A few years back I was talking to a cell biologist working on the role of the actin cytoskeleton in Williams' Syndrome - I believe I've mentioned this before - who bemoaned the fact that in the literature, the "functions" of the actin cytoskeleton (the network of actin filaments that give cells their shapes and structure, among other things) were too many. He wasn't
interested in those functions. They interfered with what he
was interested in. So there is an explanatory relativity to functions. Whether they were important or not depends on what the cognitive interests of the observer are. But the way philosophers of science (and scientists who do philosophy) talk about them, functions are properties of the world. Rather, we should say, they are properties of the ways the world is modelled or not.
This is basically the old problem of nominalism that arose during the middle ages. Are "universals" (general propositions) in the world or are they in the head? Nominalists, including the very influential Locke, say they are in the head. Am I therefore adopting a radical nominalism here? I think I am, partially, but not entirely. These generalisations occur in our best representations of the world. Like physical laws, they are supposed to identify aspects of the world that are common to all the things being explained. There is a two-way process of accommodation going on here. Our representations start, usually with some folk taxonomy or phenomenological salience, as rough first approximations. Evidence forces us to refine them, while we strive to say as much as can be said about the aspects of the world that interest
us. It's not that these general properties don't have any purchase in knowledge of the world, but rather than they are an attempt to shape our representations to express as much as we can about it, as economically as we can, while remaining empirically adequate. One might define science as the process of saying as much as we can as simply as we can based on what we know.
So while the abstractions exist in our heads, and not in the world, they are good representations (or, if you are unscientific, bad ones, though perhaps good representations of social norms) of the world. So where's the fallacy? The fallacy lies not in making inferences from our models and representations, such as making predictions. As I argued above, that is what they are for. The fallacy lies in taking the abstractions at face value; that is, inferring that secondary properties are real because the model
works. Or worse, inferring from our cognitive necessities to the reality of the those necessities in the world. There are too many empirically equivalent models, and too many possible cognitive systems, to think that what is true, for contingent historical reasons, of us, must be true of the world we know.

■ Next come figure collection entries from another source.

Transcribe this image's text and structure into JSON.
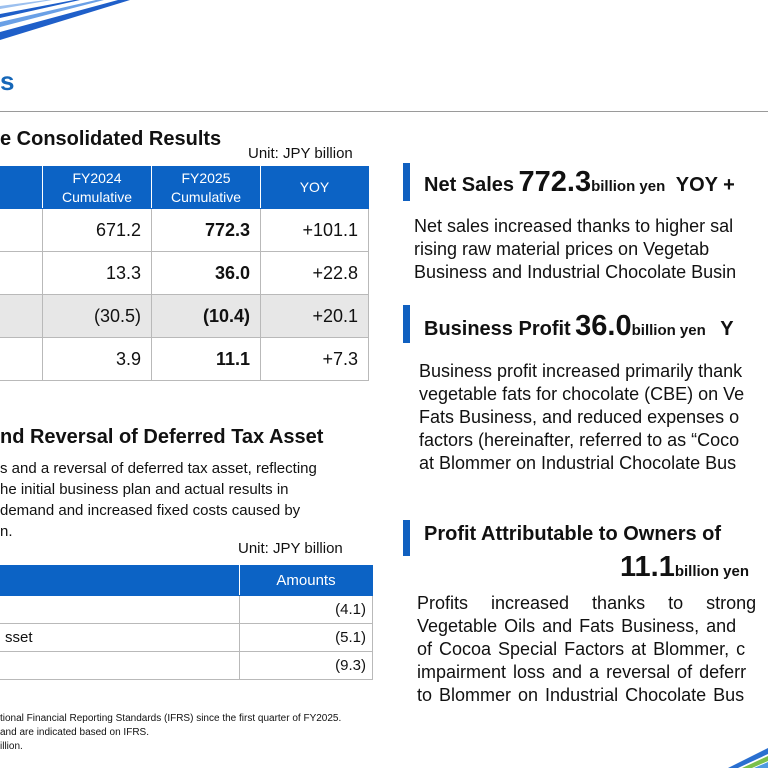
{
  "header": {
    "title": "s"
  },
  "left": {
    "results_heading": "e Consolidated Results",
    "results_unit": "Unit: JPY billion",
    "results_table": {
      "columns": [
        "",
        "FY2024\nCumulative",
        "FY2025\nCumulative",
        "YOY"
      ],
      "rows": [
        {
          "fy2024": "671.2",
          "fy2025": "772.3",
          "yoy": "+101.1"
        },
        {
          "fy2024": "13.3",
          "fy2025": "36.0",
          "yoy": "+22.8"
        },
        {
          "fy2024": "(30.5)",
          "fy2025": "(10.4)",
          "yoy": "+20.1"
        },
        {
          "fy2024": "3.9",
          "fy2025": "11.1",
          "yoy": "+7.3"
        }
      ]
    },
    "impairment_heading": "nd Reversal of Deferred Tax Asset",
    "impairment_text": [
      "s and a reversal of deferred tax asset, reflecting",
      "he initial business plan and actual results in",
      "demand and increased fixed costs caused by",
      "n."
    ],
    "impairment_unit": "Unit: JPY billion",
    "impairment_table": {
      "columns": [
        "",
        "Amounts"
      ],
      "rows": [
        {
          "label": "",
          "amount": "(4.1)"
        },
        {
          "label": "sset",
          "amount": "(5.1)"
        },
        {
          "label": "",
          "amount": "(9.3)"
        }
      ]
    },
    "footnotes": [
      "tional Financial Reporting Standards (IFRS) since the first quarter of FY2025.",
      "and are indicated based on IFRS.",
      "illion."
    ]
  },
  "right": {
    "net_sales": {
      "label": "Net Sales",
      "value": "772.3",
      "unit": "billion yen",
      "yoy": "YOY +",
      "text": [
        "Net sales increased thanks to higher sal",
        "rising raw material prices on Vegetab",
        "Business and Industrial Chocolate Busin"
      ]
    },
    "business_profit": {
      "label": "Business Profit",
      "value": "36.0",
      "unit": "billion yen",
      "yoy": "Y",
      "text": [
        "Business profit increased primarily thank",
        "vegetable fats for chocolate (CBE) on Ve",
        "Fats Business, and reduced expenses o",
        "factors (hereinafter, referred to as “Coco",
        "at Blommer on Industrial Chocolate Bus"
      ]
    },
    "profit_owners": {
      "label": "Profit Attributable to Owners of",
      "value": "11.1",
      "unit": "billion yen",
      "text": [
        "Profits increased thanks to strong",
        "Vegetable Oils and Fats Business, and",
        "of Cocoa Special Factors at Blommer, c",
        "impairment loss and a reversal of deferr",
        "to Blommer on Industrial Chocolate Bus"
      ]
    }
  },
  "colors": {
    "accent": "#1667b8",
    "table_header": "#0c63c5",
    "grey_row": "#e7e7e7"
  }
}
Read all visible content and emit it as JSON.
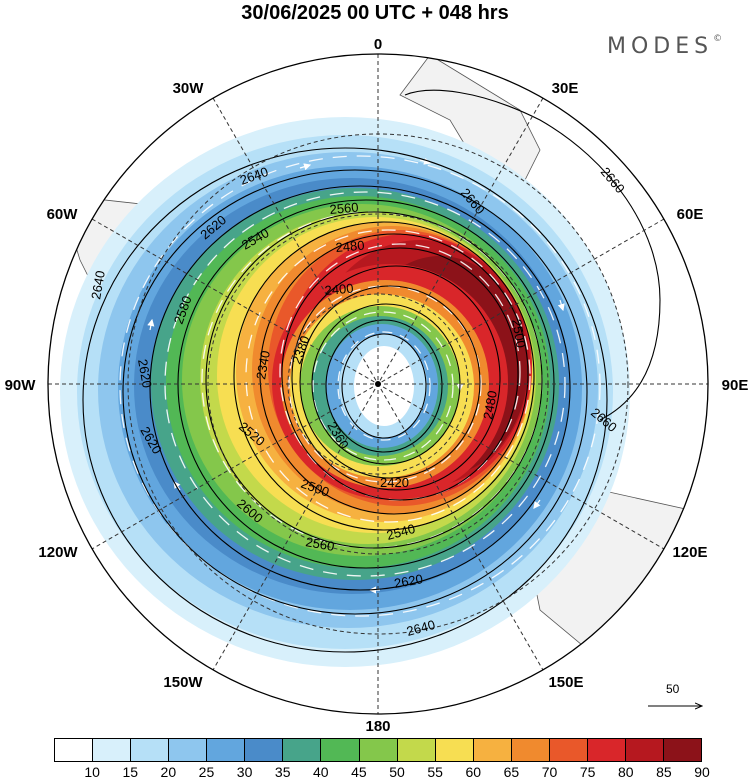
{
  "header": {
    "title": "30/06/2025  00 UTC  + 048 hrs",
    "brand": "MODES",
    "brand_mark": "©"
  },
  "map": {
    "projection": "polar-stereographic-south",
    "lon_labels": [
      "0",
      "30E",
      "60E",
      "90E",
      "120E",
      "150E",
      "180",
      "150W",
      "120W",
      "90W",
      "60W",
      "30W"
    ],
    "contour_labels": [
      "2640",
      "2620",
      "2580",
      "2560",
      "2540",
      "2480",
      "2400",
      "2380",
      "2360",
      "2340",
      "2420",
      "2500",
      "2520",
      "2600",
      "2660",
      "2660",
      "2660",
      "2620",
      "2640",
      "2620",
      "2620",
      "2640",
      "2540",
      "2560",
      "2480",
      "2500"
    ],
    "colors": {
      "land": "#f2f2f2",
      "coast": "#555555",
      "contour": "#000000",
      "vector": "#ffffff",
      "grid": "#333333"
    }
  },
  "legend": {
    "levels": [
      "10",
      "15",
      "20",
      "25",
      "30",
      "35",
      "40",
      "45",
      "50",
      "55",
      "60",
      "65",
      "70",
      "75",
      "80",
      "85",
      "90"
    ],
    "colors": [
      "#ffffff",
      "#d8f0fb",
      "#b6e0f7",
      "#8ec6ee",
      "#62a6de",
      "#4a8bc9",
      "#47a48a",
      "#52b855",
      "#84c74b",
      "#c3d94b",
      "#f7de52",
      "#f6b140",
      "#f08a2e",
      "#e9582a",
      "#d9262a",
      "#b6181f",
      "#8c1219"
    ],
    "reference_vector": "50"
  }
}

Consider, as a thought experiment, what might have happened had DNA's structure and processes been discovered before "information" was the go in science, say around 1900. We would not be talking about genetic information now, but rather about something like the "factorial power" or "causal efficacy" of genes. Mendel first called his particles "factors" (from the Latin, of course, for "maker"). Information sounds, when you put it like this, like the
virtus dormativa of Moliére's play. Or take "function" - what would we talk about if Aristotle's works hadn't been rediscovered in the 14th century? Philosophical problems sometimes arise because of cultural contingencies. The purpose ("function"? "goal"? "
telos"?) of science is to eliminate these cultural artifacts in favour of the representations that are as dependent on the world as possible, and on the culture as little as can be realistically achieved.
I think I'll leave it there. A Good Friday sermon, since I'm doing a lot of these lately.